The project offered new ways to identify individuals with a high risk of developing the disease, and could result in more effective prevention efforts.

“Early identification of individuals at high risk for disease development could allow for close monitoring and interventions to delay, attenuate, or even halt disease initiation,” said Jean-Frederic Colombel, MD, Professor of Medicine (Gastroenterology) at the Icahn School of Medicine at Mount Sinai and Co-Director of Mount Sinai’s Susan and Leonard Feinstein Inflammatory Bowel Disease Clinical Center.

“This is highly relevant as we seek to predict and prevent IBD, which continues to sharply increase in numbers across the globe. In the absence of a cure, our clinical strategy will center on aggressive and innovative mechanisms to predict and prevent the disease.”

Identifying care disparities for improved population health

Big data analytics tools also have the potential to uncover disparities in healthcare. Last July, the Boston University School of Public Health announced a five-year partnership with Sharecare to mine social determinants of health data and enhance patient outcomes across the country.

The organizations aimed to build a Community Well-Being Index (CWI) using health data from Sharecare and social determinants data from SPH. The SPH Biostatistics and Epidemiology Data Analytics Center (BEDAC) will mine the information and help researchers generate actionable conclusions.

With CWI, investigators will have the ability to make connections between non-clinical and clinical factors, allowing them to identify and improve possible disparities in care.

“We are able to look at their data and integrate it with our data on social determinants of health,” said BEDAC executive director Kimberly Ann Dukes, an SPH research associate professor of biostatistics. “You are more a product of the community where you live, work, and play than you think you are.”

The University of Virginia (UVA) Health System is also leveraging data analytics models to reduce health disparities. The organization recently implemented a real-time artificial intelligence platform that integrates directly with EHRs and extracts social determinants and clinical risk factors from unstructured notes for more timely interventions.

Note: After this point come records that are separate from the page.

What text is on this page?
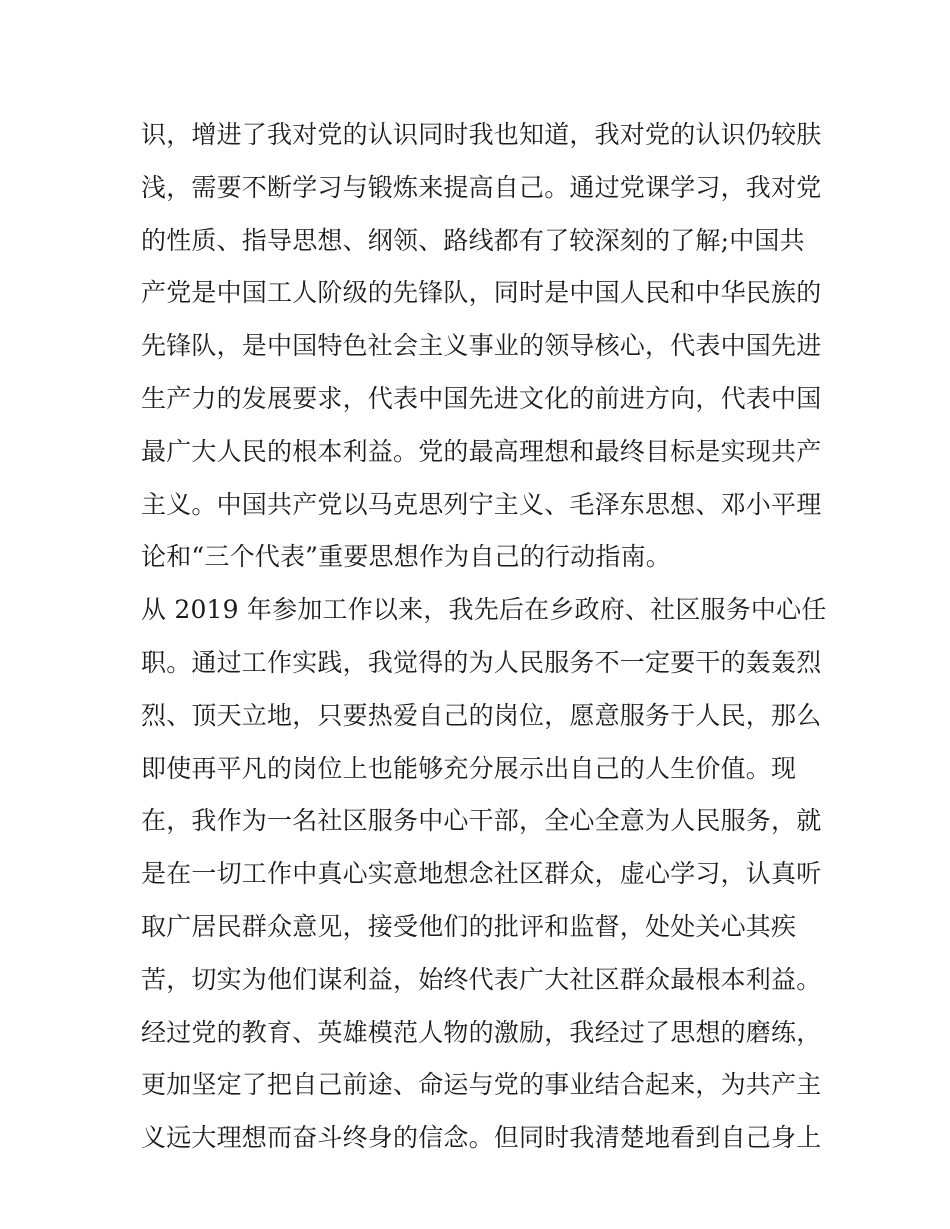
识，增进了我对党的认识同时我也知道，我对党的认识仍较肤
浅，需要不断学习与锻炼来提高自己。通过党课学习，我对党
的性质、指导思想、纲领、路线都有了较深刻的了解;中国共
产党是中国工人阶级的先锋队，同时是中国人民和中华民族的
先锋队，是中国特色社会主义事业的领导核心，代表中国先进
生产力的发展要求，代表中国先进文化的前进方向，代表中国
最广大人民的根本利益。党的最高理想和最终目标是实现共产
主义。中国共产党以马克思列宁主义、毛泽东思想、邓小平理
论和“三个代表”重要思想作为自己的行动指南。
从 2019 年参加工作以来，我先后在乡政府、社区服务中心任
职。通过工作实践，我觉得的为人民服务不一定要干的轰轰烈
烈、顶天立地，只要热爱自己的岗位，愿意服务于人民，那么
即使再平凡的岗位上也能够充分展示出自己的人生价值。现
在，我作为一名社区服务中心干部，全心全意为人民服务，就
是在一切工作中真心实意地想念社区群众，虚心学习，认真听
取广居民群众意见，接受他们的批评和监督，处处关心其疾
苦，切实为他们谋利益，始终代表广大社区群众最根本利益。
经过党的教育、英雄模范人物的激励，我经过了思想的磨练，
更加坚定了把自己前途、命运与党的事业结合起来，为共产主
义远大理想而奋斗终身的信念。但同时我清楚地看到自己身上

“A lot of my work is around health equity and identifying potential disparities in testing access – individuals who may have met testing criteria based on their symptoms, but maybe didn’t receive testing,” Amy Salerno, MD, MHS, Director of Community Health and Well-Being at the University of Virginia (UVA) Health System, told HealthITAnalytics.

“We’ve been able to look for care access disparities and outcomes disparities in the ICU, admissions, and mortalities. And that allows us to think about changing our processes and look at the data to see if these changes improved our disparities.”

With the industry working to push through the COVID-19 pandemic and on to a brighter future, big data analytics tools will surely feature largely in day-to-day decision-making. These models will likely have a significant impact on all care decisions going forward.